Well well well. This intriguing story was at the top of Drudge this morning:
U.N. climate chief Yvo de Boer to step down in July
Reuters Thursday, February 18, 2010; 6:44 AMLONDON (Reuters) - The U.N. climate chief Yvo de Boer has resigned to join a consultancy group as an adviser, the U.N. climate secretariat said on Thursday, two months after a disappointing Copenhagen summit.
De Boer will step down on July 1 to join KPMG, the U.N. framework convention on climate change (UNFCCC) said in a statement. He has led the agency since 2006.
“It was a difficult decision to make, but I believe the time is ripe for me to take on a new challenge, working on climate and sustainability with the private sector and academia,” de Boer said in the statement.
“Copenhagen did not provide us with a clear agreement in legal terms, but the political commitment and sense of direction toward a low-emissions world are overwhelming. This calls for new partnerships with the business sector and I now have the chance to help make this happen,” he added.

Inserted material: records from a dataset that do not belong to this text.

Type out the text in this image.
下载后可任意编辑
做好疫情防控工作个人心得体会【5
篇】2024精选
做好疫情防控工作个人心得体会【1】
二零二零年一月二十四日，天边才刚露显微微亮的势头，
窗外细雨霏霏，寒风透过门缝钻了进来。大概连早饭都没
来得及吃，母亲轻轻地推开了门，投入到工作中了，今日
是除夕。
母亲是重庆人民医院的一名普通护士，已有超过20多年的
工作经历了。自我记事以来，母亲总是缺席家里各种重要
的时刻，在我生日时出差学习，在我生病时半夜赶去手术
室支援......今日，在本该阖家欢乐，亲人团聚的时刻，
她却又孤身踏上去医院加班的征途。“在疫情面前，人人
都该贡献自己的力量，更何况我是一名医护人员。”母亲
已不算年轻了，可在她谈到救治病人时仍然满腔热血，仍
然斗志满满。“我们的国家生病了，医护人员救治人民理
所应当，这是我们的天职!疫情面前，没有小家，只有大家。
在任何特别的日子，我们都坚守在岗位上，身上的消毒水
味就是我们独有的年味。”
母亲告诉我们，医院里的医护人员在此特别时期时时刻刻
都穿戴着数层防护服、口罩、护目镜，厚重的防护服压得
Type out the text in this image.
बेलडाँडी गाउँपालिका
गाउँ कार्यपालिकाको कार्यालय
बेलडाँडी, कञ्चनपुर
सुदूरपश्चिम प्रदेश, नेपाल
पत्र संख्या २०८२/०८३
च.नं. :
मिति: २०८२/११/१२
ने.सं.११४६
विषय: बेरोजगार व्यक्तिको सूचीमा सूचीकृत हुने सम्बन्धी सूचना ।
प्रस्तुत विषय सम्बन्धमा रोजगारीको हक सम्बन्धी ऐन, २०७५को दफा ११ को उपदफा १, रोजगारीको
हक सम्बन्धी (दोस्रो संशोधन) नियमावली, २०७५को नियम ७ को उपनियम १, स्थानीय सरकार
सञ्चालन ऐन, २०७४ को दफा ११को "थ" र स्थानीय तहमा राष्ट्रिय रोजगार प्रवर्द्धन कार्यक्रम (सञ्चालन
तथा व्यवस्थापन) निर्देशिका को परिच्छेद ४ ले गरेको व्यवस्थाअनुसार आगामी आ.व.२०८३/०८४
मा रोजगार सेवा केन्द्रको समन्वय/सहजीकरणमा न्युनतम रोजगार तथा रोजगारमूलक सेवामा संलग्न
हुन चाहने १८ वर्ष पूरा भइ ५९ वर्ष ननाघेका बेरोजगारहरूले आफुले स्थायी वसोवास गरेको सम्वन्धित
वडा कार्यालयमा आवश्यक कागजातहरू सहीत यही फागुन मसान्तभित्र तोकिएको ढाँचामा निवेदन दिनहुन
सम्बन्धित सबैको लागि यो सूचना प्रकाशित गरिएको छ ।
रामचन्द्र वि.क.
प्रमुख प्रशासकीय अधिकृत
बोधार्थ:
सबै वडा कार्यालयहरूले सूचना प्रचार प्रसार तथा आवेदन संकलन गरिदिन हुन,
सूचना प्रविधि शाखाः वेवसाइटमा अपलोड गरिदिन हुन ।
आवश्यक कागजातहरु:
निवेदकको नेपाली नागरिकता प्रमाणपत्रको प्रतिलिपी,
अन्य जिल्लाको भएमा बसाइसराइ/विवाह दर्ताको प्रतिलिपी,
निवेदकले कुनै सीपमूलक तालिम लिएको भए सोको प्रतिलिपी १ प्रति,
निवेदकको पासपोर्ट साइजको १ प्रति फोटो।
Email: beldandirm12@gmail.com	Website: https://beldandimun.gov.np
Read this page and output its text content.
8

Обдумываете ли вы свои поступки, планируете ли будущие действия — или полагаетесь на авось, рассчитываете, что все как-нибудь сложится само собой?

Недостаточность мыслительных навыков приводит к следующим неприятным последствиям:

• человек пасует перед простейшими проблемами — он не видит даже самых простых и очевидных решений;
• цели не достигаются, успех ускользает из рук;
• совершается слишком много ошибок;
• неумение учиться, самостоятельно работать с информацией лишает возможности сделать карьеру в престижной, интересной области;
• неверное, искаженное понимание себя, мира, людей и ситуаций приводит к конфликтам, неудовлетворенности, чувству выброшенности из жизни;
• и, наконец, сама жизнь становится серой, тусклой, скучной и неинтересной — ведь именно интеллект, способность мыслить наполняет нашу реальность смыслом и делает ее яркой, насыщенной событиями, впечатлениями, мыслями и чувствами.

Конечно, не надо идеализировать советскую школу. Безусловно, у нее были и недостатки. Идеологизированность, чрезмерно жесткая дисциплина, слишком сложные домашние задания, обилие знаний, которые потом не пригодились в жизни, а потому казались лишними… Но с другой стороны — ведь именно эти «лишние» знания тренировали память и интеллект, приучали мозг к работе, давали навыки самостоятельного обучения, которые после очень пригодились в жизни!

(Reporting by Michael Szabo and Gerard Wynn, Editing by Alison Williams)
At first glance, this appears to be a straight objective news story (with the possible exception of the use of the word “disappointing”).
Here’s the problem: there’s a lot left out. First and foremost, there’s no mention at all of the scandals that have plagued the U.N. IPCC over the past several months. Do the writers of this piece actually expect readers to believe that this influenced de Boer’s decision to jump off his sinking ship while he had the chance? Surely that would be water-cooler material.
The piece also doesn’t say much about de Boer himself. As I coincidentally posted the other day, on November 12, 2007 he said:
Failing to recognize the urgency of [catastrophic man-made global warming] and act on it would be nothing less that criminally irresponsible.
Now that the “science” of AGW is melting faster than a Himalayan glacier, I wonder if de Boer is worried about being held criminally irresponsible for something … But the writers of this Reuters piece sure don’t.
You think if this were the right-leaning leader of a right-leaning organization, such juicy—but essential—details would be left out of a news story? Me neither.
This is what you call media bias by omission.